Half a decade into the e-book revolution, though, the prognosis for traditional books is suddenly looking brighter. Hardcover books are displaying surprising resiliency. The growth in e-book sales is slowing markedly. And purchases of e-readers are actually shrinking, as consumers opt instead for multipurpose tablets. It may be that e-books, rather than replacing printed books, will ultimately serve a role more like that of audio books—a complement to traditional reading, not a substitute.
How attached are Americans to old-fashioned books? Just look at the results of a Pew Research Center survey released last month. The report showed that the percentage of adults who have read an e-book rose modestly over the past year, from 16% to 23%. But it also revealed that fully 89% of regular book readers said that they had read at least one printed book during the preceding 12 months. Only 30% reported reading even a single e-book in the past year.
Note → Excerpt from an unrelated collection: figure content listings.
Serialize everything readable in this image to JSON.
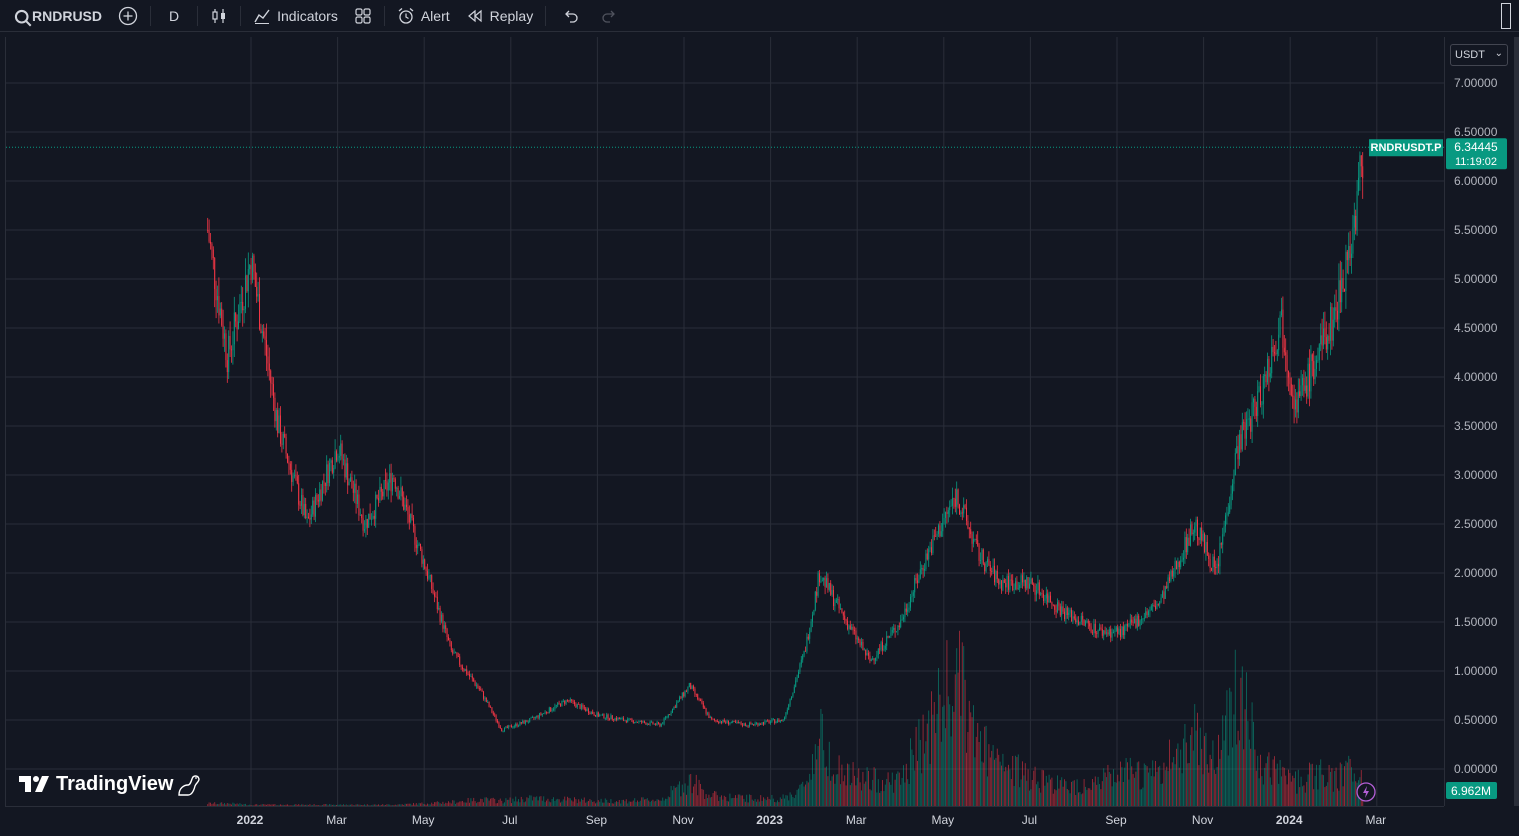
{
  "toolbar": {
    "symbol": "RNDRUSD",
    "interval": "D",
    "indicators_label": "Indicators",
    "alert_label": "Alert",
    "replay_label": "Replay"
  },
  "currency_selector": {
    "value": "USDT"
  },
  "price_axis": {
    "ticks": [
      "7.00000",
      "6.50000",
      "6.00000",
      "5.50000",
      "5.00000",
      "4.50000",
      "4.00000",
      "3.50000",
      "3.00000",
      "2.50000",
      "2.00000",
      "1.50000",
      "1.00000",
      "0.50000",
      "0.00000"
    ]
  },
  "time_axis": {
    "labels": [
      "2022",
      "Mar",
      "May",
      "Jul",
      "Sep",
      "Nov",
      "2023",
      "Mar",
      "May",
      "Jul",
      "Sep",
      "Nov",
      "2024",
      "Mar"
    ]
  },
  "last_price": {
    "symbol_tag": "RNDRUSDT.P",
    "price": "6.34445",
    "countdown": "11:19:02",
    "volume": "6.962M",
    "color": "#089981"
  },
  "logo": {
    "text": "TradingView"
  },
  "colors": {
    "up": "#089981",
    "down": "#f23645",
    "background": "#131722",
    "grid": "#2a2e39"
  },
  "chart_data": {
    "type": "candlestick",
    "symbol": "RNDRUSDT.P",
    "interval": "D",
    "currency": "USDT",
    "ylim": [
      0,
      7
    ],
    "x_range": [
      "2021-11",
      "2024-03"
    ],
    "last_price": 6.34445,
    "last_volume": "6.962M",
    "series": [
      {
        "name": "price",
        "x": [
          "2021-12-01",
          "2021-12-15",
          "2022-01-01",
          "2022-01-20",
          "2022-02-10",
          "2022-03-01",
          "2022-03-20",
          "2022-04-10",
          "2022-05-01",
          "2022-05-20",
          "2022-06-10",
          "2022-06-25",
          "2022-07-15",
          "2022-08-10",
          "2022-09-01",
          "2022-09-20",
          "2022-10-15",
          "2022-11-05",
          "2022-11-20",
          "2022-12-15",
          "2023-01-10",
          "2023-01-25",
          "2023-02-05",
          "2023-02-20",
          "2023-03-10",
          "2023-04-01",
          "2023-04-20",
          "2023-05-10",
          "2023-05-25",
          "2023-06-10",
          "2023-07-01",
          "2023-07-25",
          "2023-08-20",
          "2023-09-05",
          "2023-10-01",
          "2023-10-25",
          "2023-11-10",
          "2023-11-25",
          "2023-12-10",
          "2023-12-25",
          "2024-01-05",
          "2024-01-20",
          "2024-02-01",
          "2024-02-15",
          "2024-02-22"
        ],
        "values": [
          5.5,
          4.2,
          5.2,
          3.5,
          2.5,
          3.3,
          2.5,
          3.0,
          2.1,
          1.2,
          0.8,
          0.4,
          0.5,
          0.7,
          0.55,
          0.5,
          0.45,
          0.85,
          0.5,
          0.45,
          0.5,
          1.2,
          2.0,
          1.6,
          1.1,
          1.5,
          2.2,
          2.8,
          2.2,
          1.9,
          1.9,
          1.6,
          1.4,
          1.4,
          1.7,
          2.5,
          2.0,
          3.3,
          3.8,
          4.6,
          3.7,
          4.2,
          4.6,
          5.5,
          6.34
        ]
      },
      {
        "name": "volume",
        "values": [
          0.02,
          0.02,
          0.01,
          0.01,
          0.01,
          0.01,
          0.01,
          0.01,
          0.02,
          0.03,
          0.05,
          0.04,
          0.06,
          0.05,
          0.04,
          0.04,
          0.05,
          0.2,
          0.08,
          0.06,
          0.06,
          0.15,
          0.55,
          0.25,
          0.2,
          0.2,
          0.6,
          1.0,
          0.5,
          0.3,
          0.25,
          0.15,
          0.2,
          0.25,
          0.25,
          0.6,
          0.35,
          1.0,
          0.3,
          0.25,
          0.2,
          0.25,
          0.2,
          0.3,
          0.25
        ]
      }
    ]
  }
}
What’s more, the Association of American Publishers reported that the annual growth rate for e-book sales fell abruptly during 2012, to about 34%. That’s still a healthy clip, but it is a sharp decline from the triple-digit growth rates of the preceding four years.
I don’t want to say I told you so but I had a strong feeling e-books and e-readers would hit their respective ceilings. I don’t own either item, preferring to do my reading from a print book. That doesn’t make me a more passionate reader than the next. I know people who love to read just as much as me who find great value in their Kindle for example. But I’ve learned it usually is out of a matter of convenience, say, for traveling or an extended stay some place where trucking a load of books is impractical.
The reason, I believe, is simple. Books are like children, friends or even lovers. You can’t replace them. Sure phone conversations, letters or Skypeing may provide a convenient substitute in their absence but it is nothing compared to holding your little one or embracing your darling in the flesh.
Keep those books. Add to that library. Books aren’t going anywhere. And remember whoever dies with the most books, wins!